Hadisin değişik rivâyetlerinden anlaşıldığına göre, çokça para getiıen Abdurrahman İbni Avf dir. Servetinin yarısı olan dört bin dirhemi tasadduk etmiştir. Onun bu hareketi, münâfıklarca, gösteriş ve riyâ olarak nitelendirilmiş, bir sa’ yani bir ölçek hurma getiren Ebû Akil el-Ensârî de, “Allah bunun bir sa’ hurmasına muhtaç değildir” diye hafife alınmış, alay konusu yapılmıştı. Oysa Ebû Akîl de o gün çalışıp kazandığı hurmaların yarısını getirmişti. Aslında münâfıkların çekemedikleri, ashâb-ı kirâmın zenginiyle fakiriyle mal veya kazançlarının yüzde ellilik bölümünü tasadduk etmeleriydi. Bu iki örnekte sadaka olarak verilen miktar değişse de, sadaka verenlerin fedakârlık oranları değişmiyordu. Yüzde elli oranında bir tasadduk gayreti… Herkes kendi çapında ama birbirine eşit oranda fedakârlık yapıyordu. Mücâhede aynı ölçülerle yürütülüyordu. Ashâb-ı kirâmın fazileti, üstünlüğü, biraz da bu noktalarda aranmalıdır. Onların bu faziletli hareketleriyle alay etmek isteyenler, meâlini verdiğimiz, Tevbe sûresi’nin 79. âyetiyle susturulmuşlardır.
Vaazdan Öğrendiklerimiz:
Yapılan bir iyiliği, ne kadar az olursa olsun, küçük görmek doğru değildir.

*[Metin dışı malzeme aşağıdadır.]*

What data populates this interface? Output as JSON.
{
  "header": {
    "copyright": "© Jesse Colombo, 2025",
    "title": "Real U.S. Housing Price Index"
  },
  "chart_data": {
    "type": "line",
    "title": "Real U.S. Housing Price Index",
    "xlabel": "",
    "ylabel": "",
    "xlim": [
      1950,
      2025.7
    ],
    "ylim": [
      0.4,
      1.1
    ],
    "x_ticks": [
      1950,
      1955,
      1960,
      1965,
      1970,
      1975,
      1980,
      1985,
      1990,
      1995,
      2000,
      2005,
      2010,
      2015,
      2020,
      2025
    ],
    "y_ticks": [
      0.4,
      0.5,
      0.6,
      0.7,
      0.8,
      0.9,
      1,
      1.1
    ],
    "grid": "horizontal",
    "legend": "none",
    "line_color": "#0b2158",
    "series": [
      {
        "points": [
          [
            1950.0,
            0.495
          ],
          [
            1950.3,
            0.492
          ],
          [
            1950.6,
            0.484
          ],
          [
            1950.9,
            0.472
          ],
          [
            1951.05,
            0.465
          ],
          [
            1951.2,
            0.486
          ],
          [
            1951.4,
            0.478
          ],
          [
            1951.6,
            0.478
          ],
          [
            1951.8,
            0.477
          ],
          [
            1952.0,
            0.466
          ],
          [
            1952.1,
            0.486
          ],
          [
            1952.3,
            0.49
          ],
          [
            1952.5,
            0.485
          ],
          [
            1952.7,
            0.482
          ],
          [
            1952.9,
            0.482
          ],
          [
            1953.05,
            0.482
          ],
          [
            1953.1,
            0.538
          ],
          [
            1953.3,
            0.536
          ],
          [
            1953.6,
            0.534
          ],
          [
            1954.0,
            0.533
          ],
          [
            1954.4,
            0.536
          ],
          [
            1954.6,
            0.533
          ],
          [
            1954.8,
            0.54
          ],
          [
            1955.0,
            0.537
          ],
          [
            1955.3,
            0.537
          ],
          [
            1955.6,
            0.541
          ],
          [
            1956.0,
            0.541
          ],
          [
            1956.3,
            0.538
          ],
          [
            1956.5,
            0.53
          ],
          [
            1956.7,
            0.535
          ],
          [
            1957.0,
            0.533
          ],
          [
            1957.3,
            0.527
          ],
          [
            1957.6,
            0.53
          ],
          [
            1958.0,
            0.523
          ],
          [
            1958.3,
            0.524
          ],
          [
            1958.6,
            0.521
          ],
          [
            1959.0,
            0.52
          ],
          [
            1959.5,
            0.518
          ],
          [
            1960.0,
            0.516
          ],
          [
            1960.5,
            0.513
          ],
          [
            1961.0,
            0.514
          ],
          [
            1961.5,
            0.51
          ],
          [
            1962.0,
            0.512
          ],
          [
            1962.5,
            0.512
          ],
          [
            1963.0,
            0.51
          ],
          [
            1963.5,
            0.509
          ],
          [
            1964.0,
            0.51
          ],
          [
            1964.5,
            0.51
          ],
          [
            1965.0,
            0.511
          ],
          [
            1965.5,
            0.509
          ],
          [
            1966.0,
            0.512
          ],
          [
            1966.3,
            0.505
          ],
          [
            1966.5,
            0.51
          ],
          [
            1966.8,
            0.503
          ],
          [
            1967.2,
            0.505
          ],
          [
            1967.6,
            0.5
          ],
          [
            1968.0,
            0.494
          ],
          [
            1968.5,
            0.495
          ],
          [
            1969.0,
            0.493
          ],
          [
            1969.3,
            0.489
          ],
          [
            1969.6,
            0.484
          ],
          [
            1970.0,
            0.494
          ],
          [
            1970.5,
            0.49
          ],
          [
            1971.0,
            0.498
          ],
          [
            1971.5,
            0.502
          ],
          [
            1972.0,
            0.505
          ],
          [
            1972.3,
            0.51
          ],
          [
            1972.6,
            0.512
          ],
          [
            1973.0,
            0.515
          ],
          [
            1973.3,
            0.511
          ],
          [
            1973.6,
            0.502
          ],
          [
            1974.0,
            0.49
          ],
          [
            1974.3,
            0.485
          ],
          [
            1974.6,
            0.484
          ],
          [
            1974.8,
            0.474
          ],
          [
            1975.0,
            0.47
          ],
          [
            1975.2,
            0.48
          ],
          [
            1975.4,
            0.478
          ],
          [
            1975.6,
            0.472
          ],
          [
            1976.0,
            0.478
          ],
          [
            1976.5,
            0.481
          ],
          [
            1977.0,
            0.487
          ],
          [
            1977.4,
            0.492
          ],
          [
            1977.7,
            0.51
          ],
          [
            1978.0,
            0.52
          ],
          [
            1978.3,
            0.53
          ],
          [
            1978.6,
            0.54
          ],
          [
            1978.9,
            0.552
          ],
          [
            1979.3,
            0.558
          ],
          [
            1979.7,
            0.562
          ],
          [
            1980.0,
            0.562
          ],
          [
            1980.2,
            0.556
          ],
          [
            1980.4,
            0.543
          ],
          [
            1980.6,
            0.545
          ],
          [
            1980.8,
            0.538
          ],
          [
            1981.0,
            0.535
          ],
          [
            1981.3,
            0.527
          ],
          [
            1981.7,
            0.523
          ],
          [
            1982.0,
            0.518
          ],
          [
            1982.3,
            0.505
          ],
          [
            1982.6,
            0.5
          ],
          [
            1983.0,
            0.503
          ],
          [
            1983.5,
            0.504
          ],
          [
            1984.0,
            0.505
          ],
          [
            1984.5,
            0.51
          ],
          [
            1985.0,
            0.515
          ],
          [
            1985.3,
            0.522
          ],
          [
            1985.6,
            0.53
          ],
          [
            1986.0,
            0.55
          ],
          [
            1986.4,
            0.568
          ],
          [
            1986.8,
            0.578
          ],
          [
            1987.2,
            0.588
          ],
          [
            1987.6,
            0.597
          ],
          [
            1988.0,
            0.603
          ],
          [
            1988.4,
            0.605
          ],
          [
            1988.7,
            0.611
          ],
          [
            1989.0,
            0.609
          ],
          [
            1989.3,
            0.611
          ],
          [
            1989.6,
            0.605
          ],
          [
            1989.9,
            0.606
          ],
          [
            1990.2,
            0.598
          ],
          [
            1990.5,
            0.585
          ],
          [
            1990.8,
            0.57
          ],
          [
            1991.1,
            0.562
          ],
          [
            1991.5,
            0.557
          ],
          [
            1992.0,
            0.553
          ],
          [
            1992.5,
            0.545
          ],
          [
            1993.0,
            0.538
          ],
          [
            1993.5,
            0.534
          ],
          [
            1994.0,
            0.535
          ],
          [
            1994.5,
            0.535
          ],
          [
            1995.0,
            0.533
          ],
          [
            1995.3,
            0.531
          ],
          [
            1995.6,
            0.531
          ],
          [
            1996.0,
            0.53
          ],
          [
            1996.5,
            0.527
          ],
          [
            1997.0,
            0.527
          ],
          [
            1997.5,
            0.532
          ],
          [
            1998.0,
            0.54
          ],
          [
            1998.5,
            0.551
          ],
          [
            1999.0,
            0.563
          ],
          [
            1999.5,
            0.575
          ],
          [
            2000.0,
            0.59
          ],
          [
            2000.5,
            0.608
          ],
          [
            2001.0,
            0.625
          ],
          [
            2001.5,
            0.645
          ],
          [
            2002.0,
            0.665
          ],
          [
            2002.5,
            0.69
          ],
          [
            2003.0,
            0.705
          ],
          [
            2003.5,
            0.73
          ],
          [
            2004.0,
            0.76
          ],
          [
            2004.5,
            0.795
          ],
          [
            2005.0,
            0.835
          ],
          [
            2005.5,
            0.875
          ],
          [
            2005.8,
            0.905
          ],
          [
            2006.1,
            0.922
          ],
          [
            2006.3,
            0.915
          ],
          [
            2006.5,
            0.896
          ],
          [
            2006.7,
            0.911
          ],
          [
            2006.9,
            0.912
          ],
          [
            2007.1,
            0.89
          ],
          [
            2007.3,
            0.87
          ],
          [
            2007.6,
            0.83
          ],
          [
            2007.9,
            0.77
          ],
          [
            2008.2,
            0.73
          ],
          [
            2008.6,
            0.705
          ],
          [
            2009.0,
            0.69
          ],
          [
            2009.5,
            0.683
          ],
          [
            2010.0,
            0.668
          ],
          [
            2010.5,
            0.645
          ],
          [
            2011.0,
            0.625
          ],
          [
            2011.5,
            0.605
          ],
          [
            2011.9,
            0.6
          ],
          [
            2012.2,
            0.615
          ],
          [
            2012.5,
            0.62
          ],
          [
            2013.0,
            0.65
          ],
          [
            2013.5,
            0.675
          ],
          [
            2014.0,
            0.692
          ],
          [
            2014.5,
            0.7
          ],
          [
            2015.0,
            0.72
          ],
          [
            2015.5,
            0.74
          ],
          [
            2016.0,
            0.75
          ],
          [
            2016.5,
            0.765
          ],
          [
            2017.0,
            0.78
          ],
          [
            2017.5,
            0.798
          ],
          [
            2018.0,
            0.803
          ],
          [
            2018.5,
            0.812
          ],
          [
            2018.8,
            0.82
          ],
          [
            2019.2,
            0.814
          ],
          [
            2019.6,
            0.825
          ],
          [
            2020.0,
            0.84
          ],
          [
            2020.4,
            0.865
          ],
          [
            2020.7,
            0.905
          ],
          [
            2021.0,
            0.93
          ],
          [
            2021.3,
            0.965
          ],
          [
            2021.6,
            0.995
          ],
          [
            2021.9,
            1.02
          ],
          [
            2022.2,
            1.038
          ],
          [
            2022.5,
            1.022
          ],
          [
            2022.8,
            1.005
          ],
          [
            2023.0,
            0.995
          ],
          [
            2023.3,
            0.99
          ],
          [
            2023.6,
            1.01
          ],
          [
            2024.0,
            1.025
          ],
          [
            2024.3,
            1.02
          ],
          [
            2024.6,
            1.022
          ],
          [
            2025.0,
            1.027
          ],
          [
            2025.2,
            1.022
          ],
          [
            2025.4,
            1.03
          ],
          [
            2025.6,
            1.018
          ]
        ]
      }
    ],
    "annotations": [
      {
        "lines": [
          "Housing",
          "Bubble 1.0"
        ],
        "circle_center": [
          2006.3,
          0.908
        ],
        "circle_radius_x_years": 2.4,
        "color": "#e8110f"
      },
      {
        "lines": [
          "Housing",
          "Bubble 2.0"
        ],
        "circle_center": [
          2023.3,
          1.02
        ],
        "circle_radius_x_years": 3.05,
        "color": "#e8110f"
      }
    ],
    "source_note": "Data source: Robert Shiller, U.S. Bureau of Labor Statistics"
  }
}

Allah Teâlâ’nın emirlerine herkes gücü yettiğince uymaya çalışmalı ve bu konuda kendilerini kınayanlara aldırış etmemelidir.
Mücâhede her türlü emre gücü ölçüsünde sarılmakla gerçekleşir.
Ashâb-ı kirâm, emirleri yerine getirmede son derece gayretli idiler.
Sadaka vermek, az da olsa, ihmâl edilmemelidir. Buna küçükleri de alıştırmalıdır. Çünkü sadaka cehennem ateşini söndürür.
Toplumda gelir dengesizliği yüzünden çıkacak kargaşaları önler.